Eu particularmente, “agradeço” em poucas e ríspidas palavras, a um ser asqueroso e preconceituoso, um “monstro de aspecto feminino” travestido de educador de uma escola particular na qual estudei. Essa pessoa, se é que posso considerá-la como tal, mostrou-me o que é o racismo de uma forma bastante agressiva, quando eu tinha apenas oito anos de idade. Época de Copa do Mundo, México 1986, cada aluno dizia ser um atleta ou outro. Eu gostava muito do jogador Careca. Escolhia ser o atleta. Ela sorrindo ironicamente, debochava da minha cara, falando que o único jogador “preto como eu” era o Josimar. Nada contra o Josimar. O pior ainda estava para acontecer. Ela desferiu um tapa em meu rosto, simplesmente pelo fato de eu ser uma criança negra. Que culpa uma criança tem por carregar um pigmento (melanina) na pele? Pois é, eu queria saber o porquê do tapa, a razão de eu ser negro. Porque eu, justo eu. No oculto do meu quarto, chorava. Na inocência de criança, brigava com “papai do céu”, implorava para que ele me deixasse ser branco como os demais.

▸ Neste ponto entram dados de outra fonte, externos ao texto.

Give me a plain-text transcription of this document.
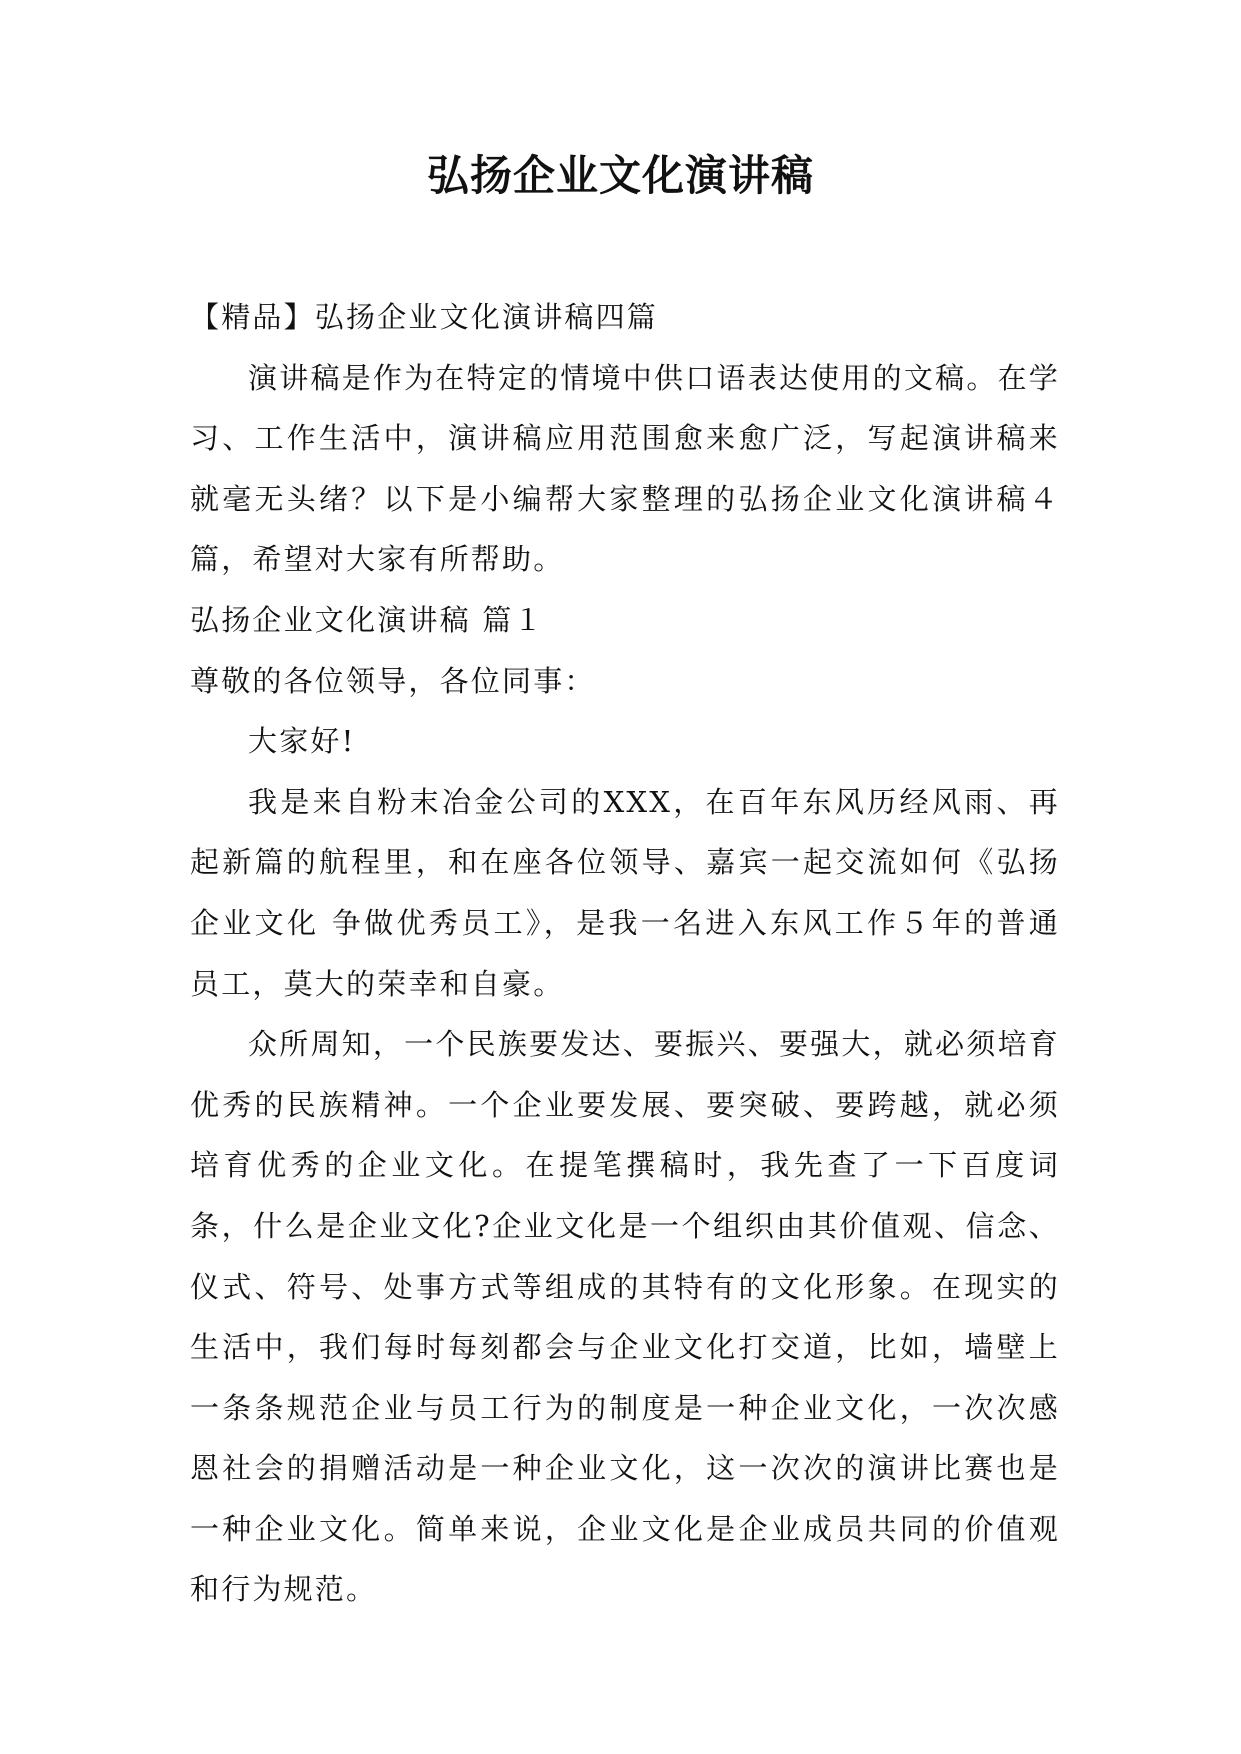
弘扬企业文化演讲稿

【精品】弘扬企业文化演讲稿四篇

演讲稿是作为在特定的情境中供口语表达使用的文稿。在学习、工作生活中，演讲稿应用范围愈来愈广泛，写起演讲稿来就毫无头绪？以下是小编帮大家整理的弘扬企业文化演讲稿４篇，希望对大家有所帮助。

弘扬企业文化演讲稿 篇１

尊敬的各位领导，各位同事：

大家好!

我是来自粉末冶金公司的XXX，在百年东风历经风雨、再起新篇的航程里，和在座各位领导、嘉宾一起交流如何《弘扬企业文化 争做优秀员工》，是我一名进入东风工作５年的普通员工，莫大的荣幸和自豪。

众所周知，一个民族要发达、要振兴、要强大，就必须培育优秀的民族精神。一个企业要发展、要突破、要跨越，就必须培育优秀的企业文化。在提笔撰稿时，我先查了一下百度词条，什么是企业文化?企业文化是一个组织由其价值观、信念、仪式、符号、处事方式等组成的其特有的文化形象。在现实的生活中，我们每时每刻都会与企业文化打交道，比如，墙壁上一条条规范企业与员工行为的制度是一种企业文化，一次次感恩社会的捐赠活动是一种企业文化，这一次次的演讲比赛也是一种企业文化。简单来说，企业文化是企业成员共同的价值观和行为规范。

Olha a extrema maldade de um ser, veja o que esse animal sem coração fez com uma criança. Quase que perdi a minha identidade sócio-racial por causa desta pessoa. Ia perder minha identidade antes mesmo de possuí-la. Mas mesmo assim, apesar de “você”, descobri que o amanhã poderia me revelar um novo dia. Aprendi que o mal se esconde num sorriso de candura. Descobri enfim, que a vira é dura. Cresci levando “tapinhas” nas costas de quem mais me odiava e pude discernir no meio da multidão, entre os “falsos amigos” aquele que seria meu INIMIGO de VERDADE. RACISMO. Deixe de ser covarde. Tire a máscara. Mostre a sua face como ela é. Nós precisamos te conhecer melhor. Premie-nos com a sua coragem, dispa-se dessa tua “velha roupagem”. Mostre-nos tua verdadeira imagem.